On 01/07/2013 03:43 PM, Mark LaPierre wrote:
> On 01/07/2013 06:24 PM, Brian Mathis wrote:
>> On Mon, Jan 7, 2013 at 5:58 PM, Emmett Culley<emmett at webengineer.com>  wrote:
>>> For some time I have been seeing disk errors in the syslog every seven days.  Until today it always happens Sunday morning at 8:13 AM, plus or minus a minute or two.  Yesterday it happened at 1:13 AM.  Here are the pertinent log entries for the latest occurrence:
>> [...]
>>> Jan  6 01:13:25 g2 kernel:         res 51/40:00:db:bf:d6/40:00:04:00:00/00 Emask 0x9 (media error)
>> [...]
>>> Jan  6 01:13:25 g2 kernel: sd 8:0:0:0: [sdg] Add. Sense: Unrecovered read error - auto reallocate failed
>> [...]
>>> There is nothing in /etc/cron.weekly, nor are there any root crontab entries.  Any suggestions for investigating this issue would be much appreciated.
>>>
>>> Emmett
>>>
>>
>> Based on this I'd say your disk is going bad, and has run out of spare sectors:
>>       Jan  6 01:13:25 g2 kernel: sd 8:0:0:0: [sdg] Add. Sense:
>>       Unrecovered read error - auto reallocate failed
>>
>> You can use smartctl to get some information from the SMART tables,
>> but I've never been able to get a conclusive test out of the testing
>> options.  It would be a good idea to run 'badblocks' against the drive
>> as well, as it will definitely tell you if there are bad sectors.
>>
>> Disks are so cheap it's usually not worth too much effort or delay
>> once you've found out that it's bad.
>>
>>
>> ❧ Brian Mathis
> How do you explain the regular timing of the errors?  Is there a
> process, maybe a backup or something, that runs at this time every
> Sunday morning Mr. Mathis?
>
>
I Just looked a the backup process and noticed that an incremental backup started at 1:00 AM.  However none of the other backups listed for this machine correlate in any way to the times that the disk errors re reported.

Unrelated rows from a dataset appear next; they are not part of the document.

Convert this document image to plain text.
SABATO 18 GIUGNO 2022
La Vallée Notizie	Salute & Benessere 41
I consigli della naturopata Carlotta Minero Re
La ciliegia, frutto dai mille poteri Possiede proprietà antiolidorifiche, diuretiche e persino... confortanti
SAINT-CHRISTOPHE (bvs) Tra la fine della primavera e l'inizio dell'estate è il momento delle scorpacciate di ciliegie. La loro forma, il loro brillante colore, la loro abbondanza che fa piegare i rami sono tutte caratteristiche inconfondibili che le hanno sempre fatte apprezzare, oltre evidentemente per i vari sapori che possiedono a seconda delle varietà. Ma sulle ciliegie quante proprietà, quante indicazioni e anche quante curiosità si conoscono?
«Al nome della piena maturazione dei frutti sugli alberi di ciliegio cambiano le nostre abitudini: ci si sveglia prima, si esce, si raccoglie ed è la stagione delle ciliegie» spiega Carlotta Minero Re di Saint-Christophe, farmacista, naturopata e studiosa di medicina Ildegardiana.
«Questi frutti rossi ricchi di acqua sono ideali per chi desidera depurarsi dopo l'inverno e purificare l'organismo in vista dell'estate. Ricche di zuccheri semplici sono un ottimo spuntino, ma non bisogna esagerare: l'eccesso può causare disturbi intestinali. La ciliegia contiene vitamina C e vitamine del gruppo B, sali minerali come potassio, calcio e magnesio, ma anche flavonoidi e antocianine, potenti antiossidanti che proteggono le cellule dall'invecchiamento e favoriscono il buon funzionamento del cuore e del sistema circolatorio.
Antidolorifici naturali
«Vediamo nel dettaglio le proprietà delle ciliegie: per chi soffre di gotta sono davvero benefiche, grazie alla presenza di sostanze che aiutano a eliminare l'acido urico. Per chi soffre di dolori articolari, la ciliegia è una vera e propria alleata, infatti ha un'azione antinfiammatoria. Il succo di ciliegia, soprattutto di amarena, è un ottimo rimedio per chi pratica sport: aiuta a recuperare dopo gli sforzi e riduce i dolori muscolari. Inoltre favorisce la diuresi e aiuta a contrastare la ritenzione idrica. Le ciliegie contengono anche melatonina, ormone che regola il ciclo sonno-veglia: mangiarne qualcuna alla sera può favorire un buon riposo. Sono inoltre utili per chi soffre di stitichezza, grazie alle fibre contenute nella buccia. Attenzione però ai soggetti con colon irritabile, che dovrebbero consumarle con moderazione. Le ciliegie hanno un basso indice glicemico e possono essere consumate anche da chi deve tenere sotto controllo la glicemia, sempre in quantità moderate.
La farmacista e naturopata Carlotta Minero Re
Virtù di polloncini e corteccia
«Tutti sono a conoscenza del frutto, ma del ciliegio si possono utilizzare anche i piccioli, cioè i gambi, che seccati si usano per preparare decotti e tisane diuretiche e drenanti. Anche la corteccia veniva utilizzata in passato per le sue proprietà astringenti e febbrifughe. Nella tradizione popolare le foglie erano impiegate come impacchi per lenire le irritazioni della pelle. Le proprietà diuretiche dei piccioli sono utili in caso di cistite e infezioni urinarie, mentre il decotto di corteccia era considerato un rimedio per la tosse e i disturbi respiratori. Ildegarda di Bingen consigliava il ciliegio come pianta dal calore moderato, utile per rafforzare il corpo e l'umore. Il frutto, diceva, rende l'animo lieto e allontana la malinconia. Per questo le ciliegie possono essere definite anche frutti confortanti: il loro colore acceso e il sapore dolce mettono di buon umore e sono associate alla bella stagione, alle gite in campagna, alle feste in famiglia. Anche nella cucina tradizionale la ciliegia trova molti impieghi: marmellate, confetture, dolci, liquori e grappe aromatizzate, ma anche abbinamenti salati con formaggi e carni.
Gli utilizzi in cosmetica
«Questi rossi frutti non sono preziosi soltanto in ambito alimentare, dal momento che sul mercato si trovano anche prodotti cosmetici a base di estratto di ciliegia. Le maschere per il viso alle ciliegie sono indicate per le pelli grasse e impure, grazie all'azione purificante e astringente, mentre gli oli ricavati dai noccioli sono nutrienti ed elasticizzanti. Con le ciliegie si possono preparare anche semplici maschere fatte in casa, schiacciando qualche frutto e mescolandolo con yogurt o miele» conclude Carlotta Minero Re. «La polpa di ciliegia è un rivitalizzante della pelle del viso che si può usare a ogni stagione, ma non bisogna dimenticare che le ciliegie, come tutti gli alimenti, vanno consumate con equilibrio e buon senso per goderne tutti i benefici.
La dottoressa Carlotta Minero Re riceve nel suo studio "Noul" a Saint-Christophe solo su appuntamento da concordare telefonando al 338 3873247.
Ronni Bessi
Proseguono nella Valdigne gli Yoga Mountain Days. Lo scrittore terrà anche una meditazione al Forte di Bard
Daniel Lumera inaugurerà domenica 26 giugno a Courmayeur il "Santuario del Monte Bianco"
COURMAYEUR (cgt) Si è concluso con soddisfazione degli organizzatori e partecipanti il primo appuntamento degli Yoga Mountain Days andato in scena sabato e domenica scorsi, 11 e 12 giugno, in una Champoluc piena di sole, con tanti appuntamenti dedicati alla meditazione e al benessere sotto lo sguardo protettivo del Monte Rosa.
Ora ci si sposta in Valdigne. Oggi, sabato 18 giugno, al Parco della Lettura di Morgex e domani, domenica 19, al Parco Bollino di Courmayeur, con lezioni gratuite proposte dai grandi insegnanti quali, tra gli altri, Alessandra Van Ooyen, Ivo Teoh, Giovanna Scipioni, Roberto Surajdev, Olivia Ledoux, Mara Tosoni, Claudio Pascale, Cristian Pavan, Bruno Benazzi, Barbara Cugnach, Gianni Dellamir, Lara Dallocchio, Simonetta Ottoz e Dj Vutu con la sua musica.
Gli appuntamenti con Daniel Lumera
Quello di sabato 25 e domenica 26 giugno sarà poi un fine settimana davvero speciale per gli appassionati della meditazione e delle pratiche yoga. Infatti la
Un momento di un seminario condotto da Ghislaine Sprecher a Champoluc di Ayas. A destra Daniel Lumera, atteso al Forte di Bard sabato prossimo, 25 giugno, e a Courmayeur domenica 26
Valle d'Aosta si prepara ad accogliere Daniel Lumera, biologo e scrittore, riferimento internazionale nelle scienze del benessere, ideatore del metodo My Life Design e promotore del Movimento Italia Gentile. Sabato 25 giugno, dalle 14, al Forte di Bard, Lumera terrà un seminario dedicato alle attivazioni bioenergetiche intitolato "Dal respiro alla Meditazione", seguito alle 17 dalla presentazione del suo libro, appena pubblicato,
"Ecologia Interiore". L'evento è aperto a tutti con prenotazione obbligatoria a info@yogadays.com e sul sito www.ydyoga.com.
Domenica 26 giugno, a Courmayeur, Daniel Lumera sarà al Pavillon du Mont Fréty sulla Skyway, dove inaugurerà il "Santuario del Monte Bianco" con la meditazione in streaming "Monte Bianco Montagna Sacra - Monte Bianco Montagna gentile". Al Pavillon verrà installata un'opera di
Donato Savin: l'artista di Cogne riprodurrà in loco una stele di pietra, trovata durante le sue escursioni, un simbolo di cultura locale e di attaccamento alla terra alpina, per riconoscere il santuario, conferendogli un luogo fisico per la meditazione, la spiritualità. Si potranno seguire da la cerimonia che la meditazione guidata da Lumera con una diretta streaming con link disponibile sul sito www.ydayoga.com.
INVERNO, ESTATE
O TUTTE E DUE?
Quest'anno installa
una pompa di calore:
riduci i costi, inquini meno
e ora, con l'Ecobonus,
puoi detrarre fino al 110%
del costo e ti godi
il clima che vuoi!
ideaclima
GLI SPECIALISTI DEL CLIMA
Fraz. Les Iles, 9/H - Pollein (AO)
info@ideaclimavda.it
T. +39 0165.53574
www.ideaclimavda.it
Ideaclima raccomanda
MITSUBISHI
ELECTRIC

As this is a host for multiple VMs it might be a good idea to look on each VM for cron jobs running at the time of the disk errors. I'll look there next.

The drive the error reports concern is mounted  via mdadm as /boot, so I was able to unmount it, stop the raid and run bad blocks via e2fsck.  That reports:

Checking for bad blocks (read-only test): done
/dev/sdg1: Updating bad block inode.
Pass 1: Checking inodes, blocks, and sizes
Pass 2: Checking directory structure
Pass 3: Checking directory connectivity
Pass 4: Checking reference counts
Pass 5: Checking group summary information

/dev/sdg1: ***** FILE SYSTEM WAS MODIFIED *****
/dev/sdg1: 67/128016 files (7.5% non-contiguous), 165468/511988 blocks

So I"ll wait until to see it it happens next Sunday.

Emmett


Emmett